By the way Jack, you and Cheeses are doing fantastic jobs with the synopses and opening posts. They're always enjoyable and well thought out. It makes it much easier to stay involved with the rewatches.

I agree too. :)
posted by mordax at 9:23 AM on March 10


Catching up on Voyager: Projections does an effective job at setting up bunch of questions and oddities in sequence, giving the viewer just enough time to try and wonder what's going on, and then pushing through to a new premise -- 'isn't it weird that no one told the Doctor about the emitters outside the medical bay? Oh: wait, but maybe if he's human than there weren't really emitters in the first place; but wait, if he's human and they're holograms, wouldn't there need to be emitters in place for him to see them outside the medical bay?

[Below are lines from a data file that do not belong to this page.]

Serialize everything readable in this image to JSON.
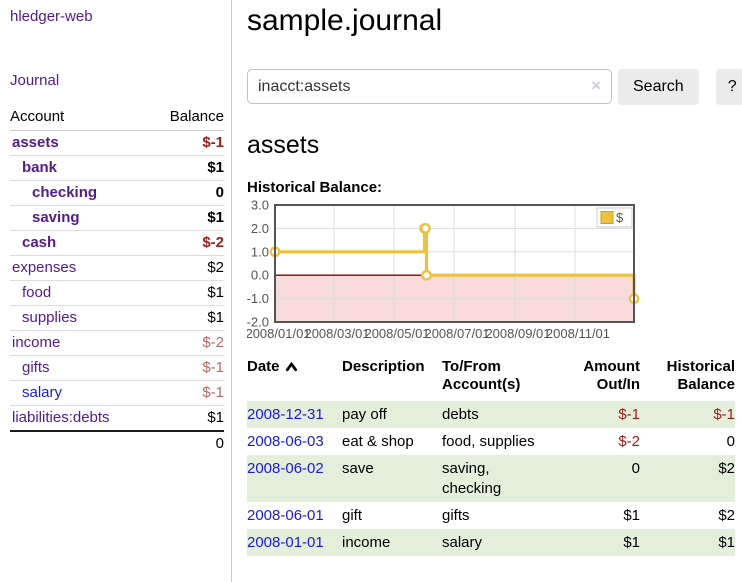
{
  "app_title": "hledger-web",
  "sidebar": {
    "journal_link": "Journal",
    "accounts_table": {
      "headers": {
        "account": "Account",
        "balance": "Balance"
      },
      "rows": [
        {
          "name": "assets",
          "balance": "$-1",
          "indent": 1,
          "bold": true,
          "negative": "strong",
          "link": "visited"
        },
        {
          "name": "bank",
          "balance": "$1",
          "indent": 2,
          "bold": true,
          "negative": "",
          "link": "visited"
        },
        {
          "name": "checking",
          "balance": "0",
          "indent": 3,
          "bold": true,
          "negative": "",
          "link": "visited"
        },
        {
          "name": "saving",
          "balance": "$1",
          "indent": 3,
          "bold": true,
          "negative": "",
          "link": "visited"
        },
        {
          "name": "cash",
          "balance": "$-2",
          "indent": 2,
          "bold": true,
          "negative": "strong",
          "link": "visited"
        },
        {
          "name": "expenses",
          "balance": "$2",
          "indent": 1,
          "bold": false,
          "negative": "",
          "link": "visited"
        },
        {
          "name": "food",
          "balance": "$1",
          "indent": 2,
          "bold": false,
          "negative": "",
          "link": "visited"
        },
        {
          "name": "supplies",
          "balance": "$1",
          "indent": 2,
          "bold": false,
          "negative": "",
          "link": "visited"
        },
        {
          "name": "income",
          "balance": "$-2",
          "indent": 1,
          "bold": false,
          "negative": "soft",
          "link": "visited"
        },
        {
          "name": "gifts",
          "balance": "$-1",
          "indent": 2,
          "bold": false,
          "negative": "soft",
          "link": "visited"
        },
        {
          "name": "salary",
          "balance": "$-1",
          "indent": 2,
          "bold": false,
          "negative": "soft",
          "link": "unvisited"
        },
        {
          "name": "liabilities:debts",
          "balance": "$1",
          "indent": 1,
          "bold": false,
          "negative": "",
          "link": "visited"
        }
      ],
      "total": "0"
    }
  },
  "main": {
    "title": "sample.journal",
    "search": {
      "value": "inacct:assets",
      "clear_icon": "×",
      "search_button": "Search",
      "help_button": "?"
    },
    "account_heading": "assets",
    "chart_title": "Historical Balance:"
  },
  "chart_data": {
    "type": "line",
    "step": true,
    "title": "Historical Balance",
    "series": [
      {
        "name": "$",
        "color": "#edc240",
        "points": [
          [
            "2008-01-01",
            1
          ],
          [
            "2008-06-01",
            2
          ],
          [
            "2008-06-02",
            2
          ],
          [
            "2008-06-03",
            0
          ],
          [
            "2008-12-31",
            -1
          ]
        ]
      }
    ],
    "x_ticks": [
      "2008/01/01",
      "2008/03/01",
      "2008/05/01",
      "2008/07/01",
      "2008/09/01",
      "2008/11/01"
    ],
    "y_ticks": [
      3.0,
      2.0,
      1.0,
      0.0,
      -1.0,
      -2.0
    ],
    "xlim": [
      "2008-01-01",
      "2008-12-31"
    ],
    "ylim": [
      -2,
      3
    ],
    "grid": true,
    "legend": {
      "label": "$",
      "position": "top-right"
    },
    "negative_region_color": "#fadbdb",
    "zero_line_color": "#8b0000"
  },
  "register": {
    "headers": [
      {
        "label": "Date",
        "align": "left",
        "sort_icon": "up"
      },
      {
        "label": "Description",
        "align": "left"
      },
      {
        "label": "To/From Account(s)",
        "align": "left"
      },
      {
        "label": "Amount Out/In",
        "align": "right"
      },
      {
        "label": "Historical Balance",
        "align": "right"
      }
    ],
    "rows": [
      {
        "date": "2008-12-31",
        "description": "pay off",
        "accounts": "debts",
        "amount": "$-1",
        "amount_negative": true,
        "balance": "$-1",
        "balance_negative": true
      },
      {
        "date": "2008-06-03",
        "description": "eat & shop",
        "accounts": "food, supplies",
        "amount": "$-2",
        "amount_negative": true,
        "balance": "0",
        "balance_negative": false
      },
      {
        "date": "2008-06-02",
        "description": "save",
        "accounts": "saving, checking",
        "amount": "0",
        "amount_negative": false,
        "balance": "$2",
        "balance_negative": false
      },
      {
        "date": "2008-06-01",
        "description": "gift",
        "accounts": "gifts",
        "amount": "$1",
        "amount_negative": false,
        "balance": "$2",
        "balance_negative": false
      },
      {
        "date": "2008-01-01",
        "description": "income",
        "accounts": "salary",
        "amount": "$1",
        "amount_negative": false,
        "balance": "$1",
        "balance_negative": false
      }
    ]
  },
  "colors": {
    "visited": "#551a8b",
    "unvisited": "#1a1ad6",
    "negstrong": "#9e1b1b",
    "negsoft": "#b46a6a",
    "stripe": "#e3efdb",
    "gold": "#edc240"
  }
}
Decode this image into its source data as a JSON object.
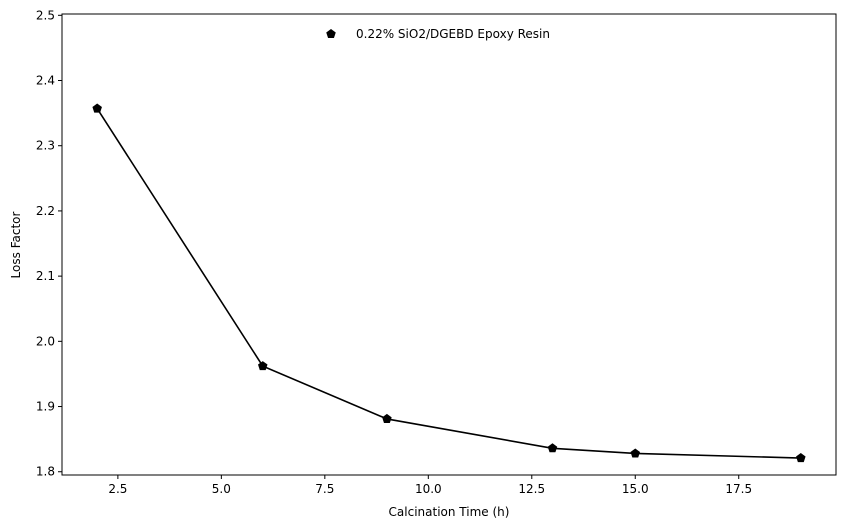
{
  "chart_data": {
    "type": "line",
    "xlabel": "Calcination Time (h)",
    "ylabel": "Loss Factor",
    "xlim": [
      1.15,
      19.85
    ],
    "ylim": [
      1.795,
      2.502
    ],
    "xticks": [
      2.5,
      5.0,
      7.5,
      10.0,
      12.5,
      15.0,
      17.5
    ],
    "yticks": [
      1.8,
      1.9,
      2.0,
      2.1,
      2.2,
      2.3,
      2.4,
      2.5
    ],
    "grid": false,
    "legend_position": "top-center",
    "series": [
      {
        "name": "0.22% SiO2/DGEBD Epoxy Resin",
        "color": "#000000",
        "marker": "pentagon",
        "x": [
          2,
          6,
          9,
          13,
          15,
          19
        ],
        "y": [
          2.357,
          1.962,
          1.881,
          1.836,
          1.828,
          1.821
        ]
      }
    ]
  }
}
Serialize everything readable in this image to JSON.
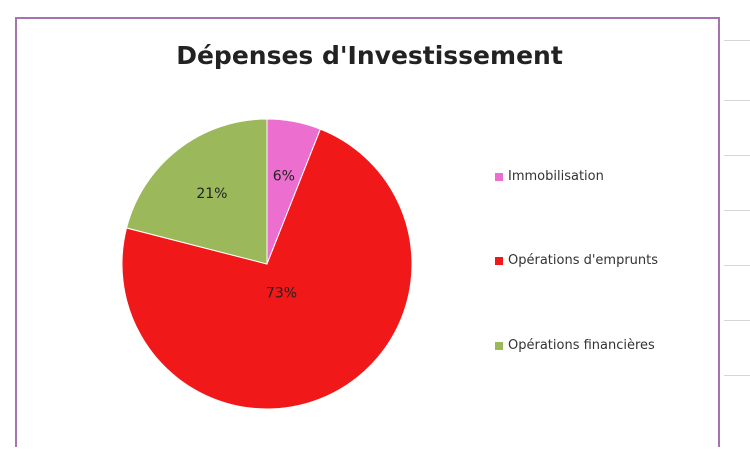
{
  "chart_data": {
    "type": "pie",
    "title": "Dépenses d'Investissement",
    "categories": [
      "Immobilisation",
      "Opérations d'emprunts",
      "Opérations financières"
    ],
    "values": [
      6,
      73,
      21
    ],
    "data_labels": [
      "6%",
      "73%",
      "21%"
    ],
    "colors": [
      "#ec6fd0",
      "#f01818",
      "#9bb95b"
    ],
    "legend_position": "right",
    "start_angle": "12 o'clock, clockwise"
  }
}
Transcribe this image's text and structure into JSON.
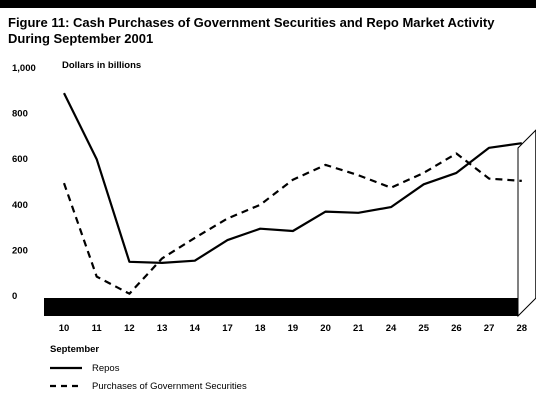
{
  "chart_data": {
    "type": "line",
    "title": "Figure 11: Cash Purchases of Government Securities and Repo Market Activity During September 2001",
    "ylabel": "Dollars in billions",
    "xlabel": "September",
    "categories": [
      "10",
      "11",
      "12",
      "13",
      "14",
      "17",
      "18",
      "19",
      "20",
      "21",
      "24",
      "25",
      "26",
      "27",
      "28"
    ],
    "ylim": [
      0,
      1000
    ],
    "yticks": [
      "1,000",
      "800",
      "600",
      "400",
      "200",
      "0"
    ],
    "ytick_values": [
      1000,
      800,
      600,
      400,
      200,
      0
    ],
    "series": [
      {
        "name": "Repos",
        "style": "solid",
        "values": [
          890,
          600,
          150,
          145,
          155,
          245,
          295,
          285,
          370,
          365,
          390,
          490,
          540,
          650,
          670
        ]
      },
      {
        "name": "Purchases of Government Securities",
        "style": "dashed",
        "values": [
          495,
          85,
          10,
          165,
          255,
          340,
          400,
          510,
          575,
          530,
          475,
          540,
          625,
          515,
          505
        ]
      }
    ],
    "legend_position": "bottom-left",
    "grid": false
  }
}
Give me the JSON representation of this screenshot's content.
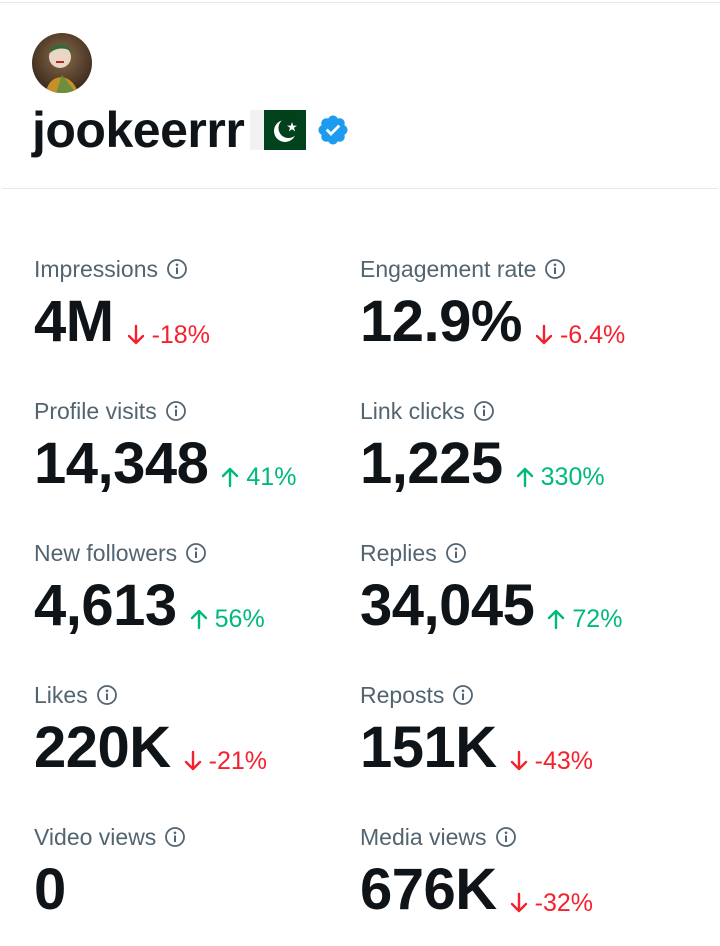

But wait...'

My headcanon for this episode is that food-throwing hobgoblin Neelix popping out from dark corners to bean people in the head and spout absurdities is how the Doctor sees him in real life (and he's not wrong).

The central mystery of what's happening aside, there's very little actual tension -- the Doctor's not going to die and he's not going to destroy the ship and he's not really Zimmerman, given the show's foundational premises -- which is unfortunate, and it makes me wish they'd leaned less heavily on the 'destroy the ship!' angle and left things slightly more contemplative. I mean: why does the Doctor's malfunction/subconsious want to destroy the ship anyway? That's never quite addressed, and seems to be here only to liven up the plot -- but it doesn't succeed in doing that.

Explaining the situation with 'oh, it was a subspace thingie! just some radiation!' makes me wonder: (1) how well shielded the ship is, (2) how frequent an occurrence this sort of thing is across starfleet as a whole -- how many 'defective' EMH programs that engineers have spent hours replacing actually developed self-doubt and corrupted their own code? And if this EMH program is conscious, is this a preventable ailment that Starfleet is failing to adequately inoculate them for?

Where I wish they'd taken this instead: rather than a random radiation pulse creating a perfectly functioning (but bizarre) hallucination (instead of, you know, just crashing the program?), it would have been more on-theme to have the Doctor under attack from some foreign program that was trying to gain access to the ship's medical records (or [whatever]), and was trying to get the Doctor to release the files (or [whatever]) -- some kind of root cause that would actually involve some other AI trying to fool the Doctor rather than him trying to fool himself Because Radiation, which would give the episode a more second point of tension (it's plausible that the writers would have him give away secrets to the Kazon; it's not plausible that the writers would blow up the ship) and would be an interesting parallel on the theme of AI consciousness -- is the program attacking him itself conscious, or does it just seem like it?

Personal highlight: the Doctor's sigh when Hologram Janeway deactivates herself by accident.